Cappy208, I believe in the above case you should be referred to as Comodore.
[QUOTE=chgonyer;42749]maybe its just a bouchard thing. [/QUOTE]
No, it’s a New York thing. The: ‘It ain’t my job’, ‘You can’t tell me what to do’, ‘This is MY boat’, and above all the radio telephone chatter is all the example of the NY attitude.
Me first, the hell with the rest of you! This is really the only thing I HATE about working in NY. But, the time off has its perks!
[QUOTE=Jeffrox;42754]Cappy208, I believe in the above case you should be referred to as Comodore.[/QUOTE]
NO, I believe admiral would suffice!
yup its a huge thing to get used to, especially in western alaska, its a all of us on the boat against everybody else thing. never heard an ab or mate tell the chief they wont help. hell we had captains when we were at anchor come and help us get the boat painted!!!

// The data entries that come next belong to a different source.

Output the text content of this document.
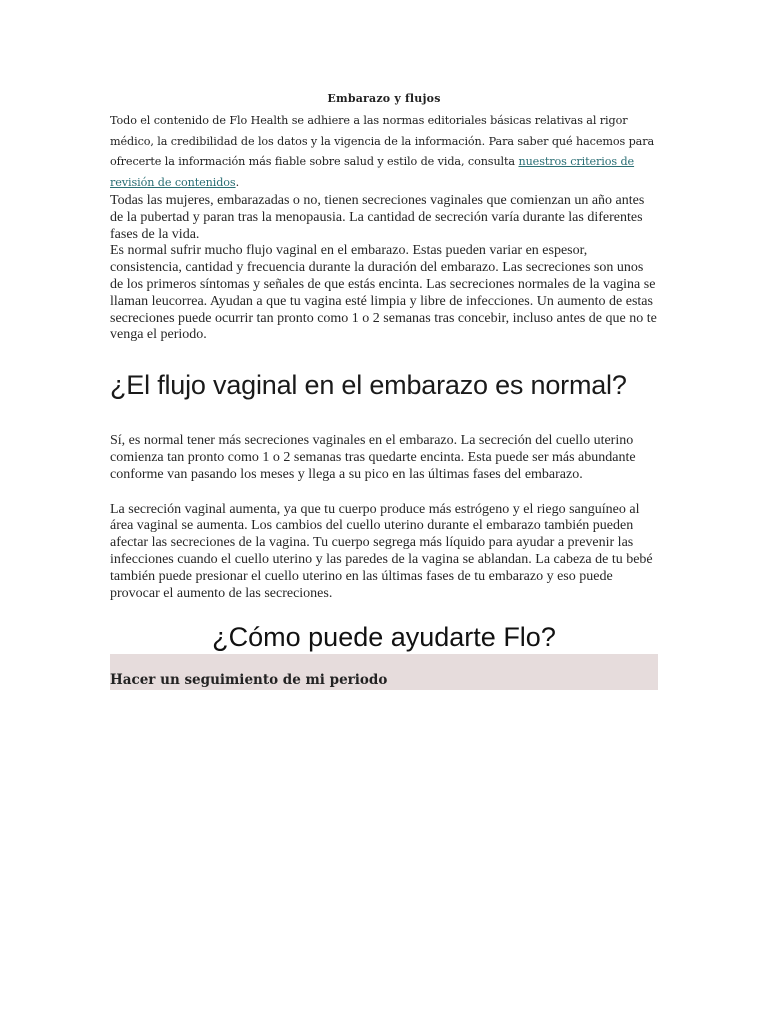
Embarazo y flujos

Todo el contenido de Flo Health se adhiere a las normas editoriales básicas relativas al rigor médico, la credibilidad de los datos y la vigencia de la información. Para saber qué hacemos para ofrecerte la información más fiable sobre salud y estilo de vida, consulta nuestros criterios de revisión de contenidos.

Todas las mujeres, embarazadas o no, tienen secreciones vaginales que comienzan un año antes de la pubertad y paran tras la menopausia. La cantidad de secreción varía durante las diferentes fases de la vida.

Es normal sufrir mucho flujo vaginal en el embarazo. Estas pueden variar en espesor, consistencia, cantidad y frecuencia durante la duración del embarazo. Las secreciones son unos de los primeros síntomas y señales de que estás encinta. Las secreciones normales de la vagina se llaman leucorrea. Ayudan a que tu vagina esté limpia y libre de infecciones. Un aumento de estas secreciones puede ocurrir tan pronto como 1 o 2 semanas tras concebir, incluso antes de que no te venga el periodo.

¿El flujo vaginal en el embarazo es normal?

Sí, es normal tener más secreciones vaginales en el embarazo. La secreción del cuello uterino comienza tan pronto como 1 o 2 semanas tras quedarte encinta. Esta puede ser más abundante conforme van pasando los meses y llega a su pico en las últimas fases del embarazo.

La secreción vaginal aumenta, ya que tu cuerpo produce más estrógeno y el riego sanguíneo al área vaginal se aumenta. Los cambios del cuello uterino durante el embarazo también pueden afectar las secreciones de la vagina. Tu cuerpo segrega más líquido para ayudar a prevenir las infecciones cuando el cuello uterino y las paredes de la vagina se ablandan. La cabeza de tu bebé también puede presionar el cuello uterino en las últimas fases de tu embarazo y eso puede provocar el aumento de las secreciones.

¿Cómo puede ayudarte Flo?
Hacer un seguimiento de mi periodo
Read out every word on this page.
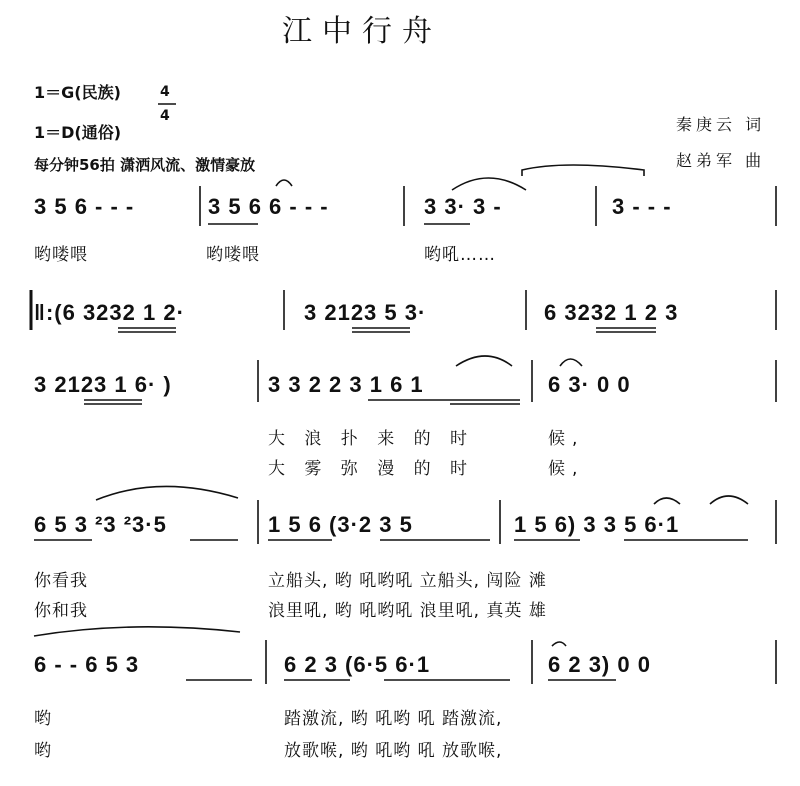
江中行舟
1＝G(民族)
1＝D(通俗)
4
4
每分钟56拍 潇洒风流、激情豪放
秦庚云 词
赵弟军 曲
3 5 6 - - -	3 5 6 6 - - -	3 3· 3 -	3 - - -
哟喽喂	哟喽喂	哟吼……
‖:(6 3232 1 2·	3 2123 5 3·	6 3232 1 2 3
3 2123 1 6· )	3 3 2 2 3 1 6 1	6 3· 0 0
大 浪 扑 来 的 时	候,
大 雾 弥 漫 的 时	候,
6 5 3 ²3 ²3·5	1 5 6 (3·2 3 5	1 5 6) 3 3 5 6·1
你看我	立船头, 哟 吼哟吼 立船头, 闯险 滩
你和我	浪里吼, 哟 吼哟吼 浪里吼, 真英 雄
6 - - 6 5 3	6 2 3 (6·5 6·1	6 2 3) 0 0
哟	踏激流, 哟 吼哟 吼 踏激流,
哟	放歌喉, 哟 吼哟 吼 放歌喉,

I think when considering pay scales you have to consider the total compensation. For Senior DPO’s at Seadrill, stateside the Base pay is $135,208 for working 3 weeks on 3 weeks off. That equals about 740 per day of work. There is also a retention program that pays you 4 months salary paid out 5% quarterly after year one and 30% at years 2 and 3. It comes to about 22,535 per year, which comes to about $123.5 per day worked. So that is up to $863.50. There is also training compensation and extra days worked. I am averaging about 1 month extra work and at least 1 month of training paid per year. The benefits are completely paid by the company. So health, dental, vision, prescription. short and long term disability are are provided by the company. I figure that is good for about 400 per month. I figure that is 26.3 per day on even time schedule which brings it up to $896.80. Travel is completely provided by the company for all positions. Not sure what number to put on that since it varies from person to person, but the company does pay us $2400 dollars a year for incidental travel expenses like food and taxis upfront. That is $13.20 for each day worked so that brings it up to $910 per day. Training pay for salaried positions is your salary divided by 365 and that is what you get per day of training, plus reimbursed up to 75 dollars per day for meals. Hotel, rental car and flights paid by the company. If you are hourly then you get your hourly rate 14 hours per day straight time for each day of training. 401K is dollar for dollar match up to 8%. If you work over you get what they call an over under on top of your regular pay. It works out to be your day rate of 740 for each day worked on top of the salary. If you were to add it all up I would say at least 950 to a G per day easy for Senior DPO. Overseas add 45% for Africa to the Salary only and 25% for all other overseas location. Also, while in the shipyard there is a $115 per day per diem for food. It is not unusual for a senior DPO on a drilling rig to make 170-210K depending on assignment.